The boy who studied throughout in a girl’s school aspired for an Army career. He applied for a Temporary Officer’s Commission in 1943 and was rejected as his chest measurement fell short by an inch. A three-month workout regimen corrected that, and he was selected. Second Lieutenant P. Sabanayagam soon moved up to Lieutenant and Captain and was earmarked for Regular Commission in the Army but his father insisted on his applying for the civil services and so he quit. 

It was the eve of Indian Independence and the old steel frame of the Raj — the Imperial (later Indian) Civil Service — was being succeeded by the Indian Administrative Service. Mr. Sabanayagam’s first assignment was indicative of the times — handling the influx of refugees in Delhi. He was later assigned to Madras State but here too there was no gradual induction into administration. The famed WC Morris ‘Gounder’ ICS, (an Englishman who got that caste epithet given his familiarity with the Coimbatore region) merely gave him the rule books and asked him to get on with it. Mr. Sabanayagam learnt quickly. He and other officers of his time had not only to learn the ropes themselves but also be guides to Ministers, who too were new to their jobs. He was noticed and in 1952 became Private Secretary to the then Chief Minister – Rajaji. 

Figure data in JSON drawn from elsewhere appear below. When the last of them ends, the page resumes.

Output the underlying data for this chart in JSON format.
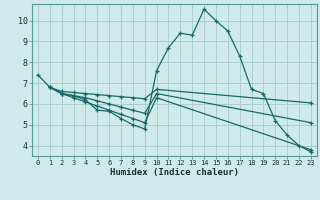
{
  "xlabel": "Humidex (Indice chaleur)",
  "background_color": "#ceeaea",
  "grid_color": "#aecece",
  "line_color": "#1a6868",
  "xlim": [
    -0.5,
    23.5
  ],
  "ylim": [
    3.5,
    10.8
  ],
  "yticks": [
    4,
    5,
    6,
    7,
    8,
    9,
    10
  ],
  "xticks": [
    0,
    1,
    2,
    3,
    4,
    5,
    6,
    7,
    8,
    9,
    10,
    11,
    12,
    13,
    14,
    15,
    16,
    17,
    18,
    19,
    20,
    21,
    22,
    23
  ],
  "lines": [
    {
      "x": [
        0,
        1,
        2,
        3,
        4,
        5,
        6,
        7,
        8,
        9,
        10,
        11,
        12,
        13,
        14,
        15,
        16,
        17,
        18,
        19,
        20,
        21,
        22,
        23
      ],
      "y": [
        7.4,
        6.8,
        6.5,
        6.4,
        6.2,
        5.7,
        5.65,
        5.3,
        5.0,
        4.8,
        7.6,
        8.7,
        9.4,
        9.3,
        10.55,
        10.0,
        9.5,
        8.3,
        6.7,
        6.5,
        5.2,
        4.5,
        4.0,
        3.7
      ]
    },
    {
      "x": [
        1,
        2,
        3,
        4,
        5,
        6,
        7,
        8,
        9,
        10,
        23
      ],
      "y": [
        6.8,
        6.6,
        6.55,
        6.5,
        6.45,
        6.4,
        6.35,
        6.3,
        6.25,
        6.7,
        6.05
      ]
    },
    {
      "x": [
        1,
        2,
        3,
        4,
        5,
        6,
        7,
        8,
        9,
        10,
        23
      ],
      "y": [
        6.8,
        6.5,
        6.4,
        6.3,
        6.15,
        6.0,
        5.85,
        5.7,
        5.55,
        6.5,
        5.1
      ]
    },
    {
      "x": [
        1,
        2,
        3,
        4,
        5,
        6,
        7,
        8,
        9,
        10,
        23
      ],
      "y": [
        6.8,
        6.5,
        6.3,
        6.1,
        5.9,
        5.7,
        5.5,
        5.3,
        5.1,
        6.3,
        3.8
      ]
    }
  ]
}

A stellar career in the IAS followed, culminating in his being Chief Secretary of Tamil Nadu from 1971 to 1976 after which he served at the Centre. From Rajaji to MGR, he had worked with all of the State’s redoubtable CMs. Among all his assignments, Mr. Sabanayagam perhaps cherished most being Industries Secretary, Madras, during the time R. Venkataraman and K. Kamaraj were making the State a destination for manufacturing. His other great contribution was the popularisation of Indian handlooms in the U.S., for which he literary walked from store to store in that country, lugging samples. It was while on that assignment that he noticed Madras Checks, which had put the city on the world map in the 17th century, was in danger of being copied and branded by American firms. A quiet word with leading lawyer Arthur Greenbaum led to a case being filed in the U.S., for which no legal fees were charged. Madras Checks came to be protected under the Patent Law in the 1960s. 

Perhaps given his Army background, Mr. Sabanayagam was known for being tough when it came to pressures from interested quarters. For instance, he insisted that the accused in the Muster Roll scandal of the Corporation of Madras be brought to book, with momentous consequences for the city. And when he was passed up for the post of Cabinet Secretary, Government of India, he refused sops and preferred to retire. 

But he did not hang up his boots; he turned industrialist. It is that energy perhaps that still keeps him going.